This is useful for when you need to quickly grab a lot of turfs. Its faster than any of the other conventional methods...
var/list/turfs = block(locate(1, 1, 1), locate(world.maxx, world.maxy, world.maxz))
/*
block returns a linear array of turfs
the order and flow of how these turfs are arranged is:
1,1,1 = first turf bottom left hand corner of z layer 1 located at index 1
as index increases...
go left to right per row, x = 1 to world.maxx then increase y to next column
repeat until end of z level, increase z level start over at 1,1,new_z
so if "i" is an index from 0 to turfs.len - 1, then:
ix = 1 + round(i % maxx)
iy = 1 + round(i / maxy)
iz = 1 + round(i / (maxx * maxy))
to find the index:
index = 1 + (ix - 1) + (iy - 1) * maxx + (iz - 1) * maxx * maxy
so to get the turf at 3,7,4:
world.maxx is 10, world.maxy is 10, world.maxz is 10
turfs is a list of all turfs in the world
the_turf = turfs[1 + (3 - 1) + (7 - 1) * 10 + (4 - 1) * 10 * 10]
*/
One use-case would be a procedural generator that needs to set a lot of turfs to new types. Conventional methods would require you to call locate() per turf in order to get the "loc" that new() requires. With this trick, you could bypass calling locate in the process altogether...

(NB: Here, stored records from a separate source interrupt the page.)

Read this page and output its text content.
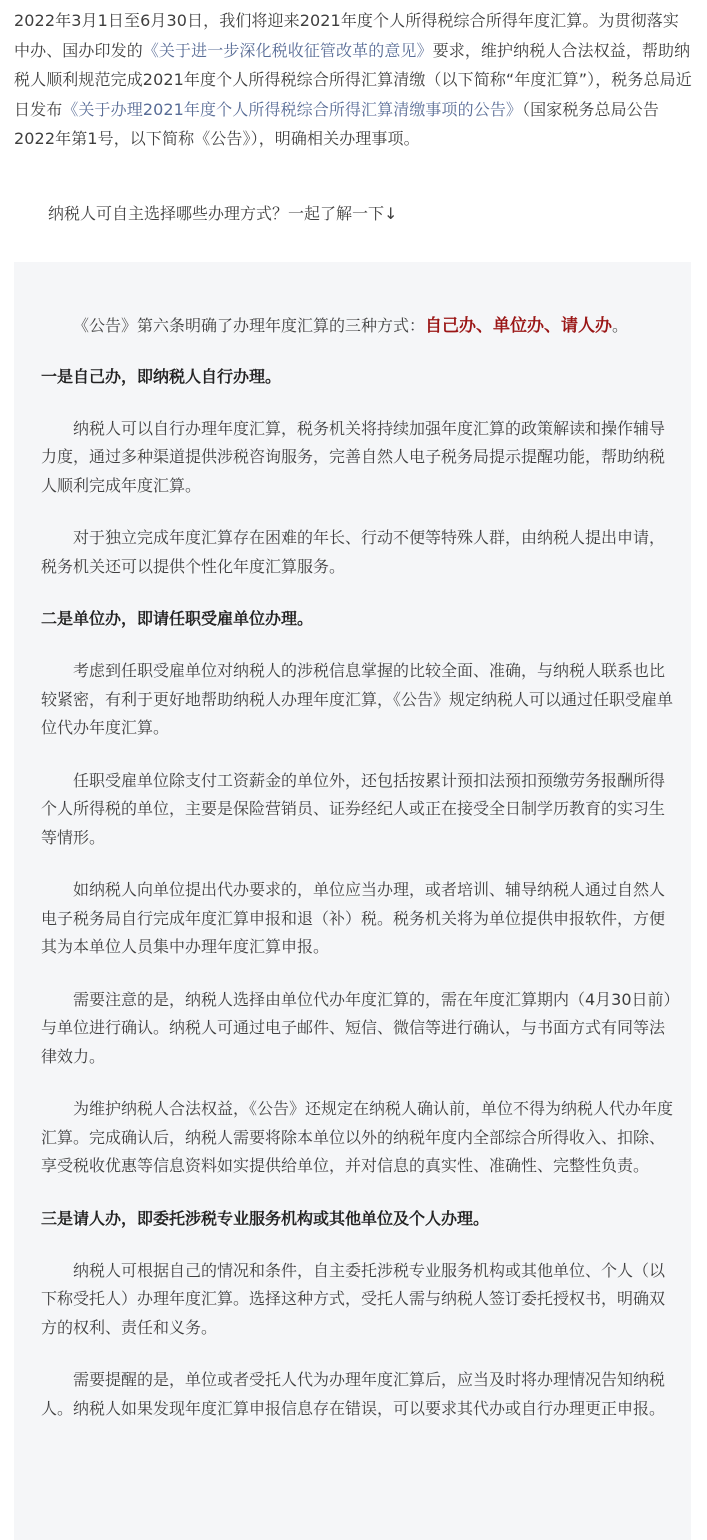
2022年3月1日至6月30日，我们将迎来2021年度个人所得税综合所得年度汇算。为贯彻落实中办、国办印发的《关于进一步深化税收征管改革的意见》要求，维护纳税人合法权益，帮助纳税人顺利规范完成2021年度个人所得税综合所得汇算清缴（以下简称“年度汇算”），税务总局近日发布《关于办理2021年度个人所得税综合所得汇算清缴事项的公告》（国家税务总局公告2022年第1号，以下简称《公告》），明确相关办理事项。

纳税人可自主选择哪些办理方式？一起了解一下↓

《公告》第六条明确了办理年度汇算的三种方式：自己办、单位办、请人办。

一是自己办，即纳税人自行办理。

纳税人可以自行办理年度汇算，税务机关将持续加强年度汇算的政策解读和操作辅导力度，通过多种渠道提供涉税咨询服务，完善自然人电子税务局提示提醒功能，帮助纳税人顺利完成年度汇算。

对于独立完成年度汇算存在困难的年长、行动不便等特殊人群，由纳税人提出申请，税务机关还可以提供个性化年度汇算服务。

二是单位办，即请任职受雇单位办理。

考虑到任职受雇单位对纳税人的涉税信息掌握的比较全面、准确，与纳税人联系也比较紧密，有利于更好地帮助纳税人办理年度汇算，《公告》规定纳税人可以通过任职受雇单位代办年度汇算。

任职受雇单位除支付工资薪金的单位外，还包括按累计预扣法预扣预缴劳务报酬所得个人所得税的单位，主要是保险营销员、证券经纪人或正在接受全日制学历教育的实习生等情形。

如纳税人向单位提出代办要求的，单位应当办理，或者培训、辅导纳税人通过自然人电子税务局自行完成年度汇算申报和退（补）税。税务机关将为单位提供申报软件，方便其为本单位人员集中办理年度汇算申报。

需要注意的是，纳税人选择由单位代办年度汇算的，需在年度汇算期内（4月30日前）与单位进行确认。纳税人可通过电子邮件、短信、微信等进行确认，与书面方式有同等法律效力。

为维护纳税人合法权益，《公告》还规定在纳税人确认前，单位不得为纳税人代办年度汇算。完成确认后，纳税人需要将除本单位以外的纳税年度内全部综合所得收入、扣除、享受税收优惠等信息资料如实提供给单位，并对信息的真实性、准确性、完整性负责。

三是请人办，即委托涉税专业服务机构或其他单位及个人办理。

纳税人可根据自己的情况和条件，自主委托涉税专业服务机构或其他单位、个人（以下称受托人）办理年度汇算。选择这种方式，受托人需与纳税人签订委托授权书，明确双方的权利、责任和义务。

需要提醒的是，单位或者受托人代为办理年度汇算后，应当及时将办理情况告知纳税人。纳税人如果发现年度汇算申报信息存在错误，可以要求其代办或自行办理更正申报。
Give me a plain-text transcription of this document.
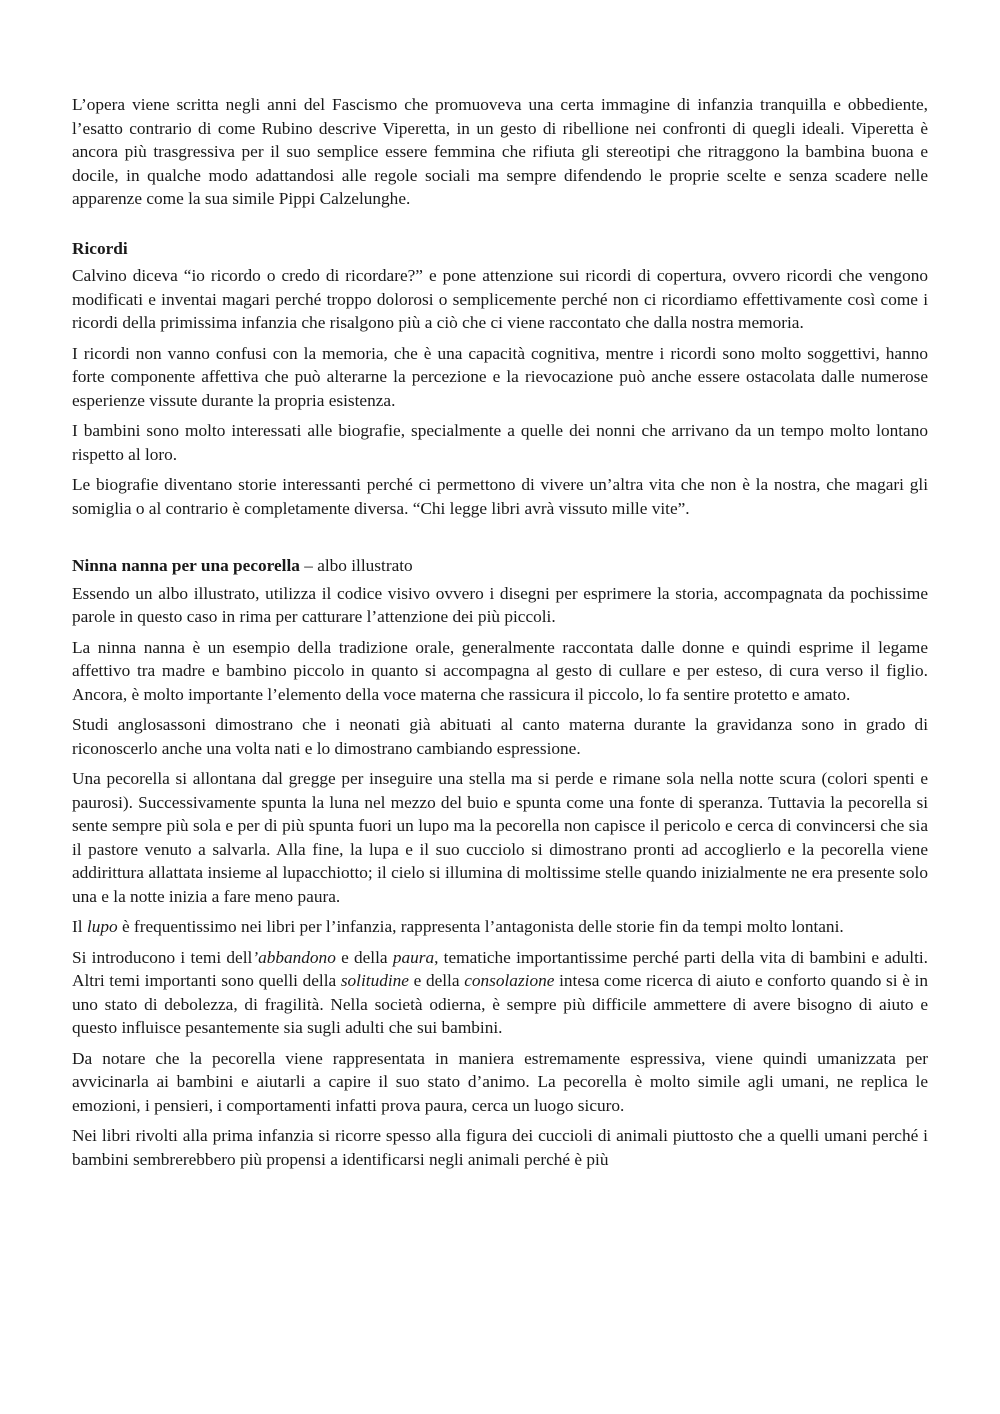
L’opera viene scritta negli anni del Fascismo che promuoveva una certa immagine di infanzia tranquilla e obbediente, l’esatto contrario di come Rubino descrive Viperetta, in un gesto di ribellione nei confronti di quegli ideali. Viperetta è ancora più trasgressiva per il suo semplice essere femmina che rifiuta gli stereotipi che ritraggono la bambina buona e docile, in qualche modo adattandosi alle regole sociali ma sempre difendendo le proprie scelte e senza scadere nelle apparenze come la sua simile Pippi Calzelunghe.

Ricordi

Calvino diceva “io ricordo o credo di ricordare?” e pone attenzione sui ricordi di copertura, ovvero ricordi che vengono modificati e inventai magari perché troppo dolorosi o semplicemente perché non ci ricordiamo effettivamente così come i ricordi della primissima infanzia che risalgono più a ciò che ci viene raccontato che dalla nostra memoria.

I ricordi non vanno confusi con la memoria, che è una capacità cognitiva, mentre i ricordi sono molto soggettivi, hanno forte componente affettiva che può alterarne la percezione e la rievocazione può anche essere ostacolata dalle numerose esperienze vissute durante la propria esistenza.

I bambini sono molto interessati alle biografie, specialmente a quelle dei nonni che arrivano da un tempo molto lontano rispetto al loro.

Le biografie diventano storie interessanti perché ci permettono di vivere un’altra vita che non è la nostra, che magari gli somiglia o al contrario è completamente diversa. “Chi legge libri avrà vissuto mille vite”.

Ninna nanna per una pecorella – albo illustrato

Essendo un albo illustrato, utilizza il codice visivo ovvero i disegni per esprimere la storia, accompagnata da pochissime parole in questo caso in rima per catturare l’attenzione dei più piccoli.

La ninna nanna è un esempio della tradizione orale, generalmente raccontata dalle donne e quindi esprime il legame affettivo tra madre e bambino piccolo in quanto si accompagna al gesto di cullare e per esteso, di cura verso il figlio. Ancora, è molto importante l’elemento della voce materna che rassicura il piccolo, lo fa sentire protetto e amato.

Studi anglosassoni dimostrano che i neonati già abituati al canto materna durante la gravidanza sono in grado di riconoscerlo anche una volta nati e lo dimostrano cambiando espressione.

Una pecorella si allontana dal gregge per inseguire una stella ma si perde e rimane sola nella notte scura (colori spenti e paurosi). Successivamente spunta la luna nel mezzo del buio e spunta come una fonte di speranza. Tuttavia la pecorella si sente sempre più sola e per di più spunta fuori un lupo ma la pecorella non capisce il pericolo e cerca di convincersi che sia il pastore venuto a salvarla. Alla fine, la lupa e il suo cucciolo si dimostrano pronti ad accoglierlo e la pecorella viene addirittura allattata insieme al lupacchiotto; il cielo si illumina di moltissime stelle quando inizialmente ne era presente solo una e la notte inizia a fare meno paura.

Il lupo è frequentissimo nei libri per l’infanzia, rappresenta l’antagonista delle storie fin da tempi molto lontani.

Si introducono i temi dell’abbandono e della paura, tematiche importantissime perché parti della vita di bambini e adulti. Altri temi importanti sono quelli della solitudine e della consolazione intesa come ricerca di aiuto e conforto quando si è in uno stato di debolezza, di fragilità. Nella società odierna, è sempre più difficile ammettere di avere bisogno di aiuto e questo influisce pesantemente sia sugli adulti che sui bambini.

Da notare che la pecorella viene rappresentata in maniera estremamente espressiva, viene quindi umanizzata per avvicinarla ai bambini e aiutarli a capire il suo stato d’animo. La pecorella è molto simile agli umani, ne replica le emozioni, i pensieri, i comportamenti infatti prova paura, cerca un luogo sicuro.

Nei libri rivolti alla prima infanzia si ricorre spesso alla figura dei cuccioli di animali piuttosto che a quelli umani perché i bambini sembrerebbero più propensi a identificarsi negli animali perché è più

new /turf/grass(turfs[index])
Another example would be saving every turf in the world simply by assigning a single "id number" to each type, iterating through every turf returned by block, and then writing each number to the file sequentially. When loading, you could determine the x y and z of said turf simply by the position of the id within the file, then:
ix = 1 + round(i % maxx)
iy = 1 + round(i / maxy)
iz = 1 + round(i / (maxx * maxy))
I was thinking, that turfs would instantiate from the bottom-left to the top-right, 1,1,1 being the first turf to call New().
Turns out, I was wrong, as it seems to go in the opposite direction, top-right to bottom-left.
Block, however, seems to work sensibly.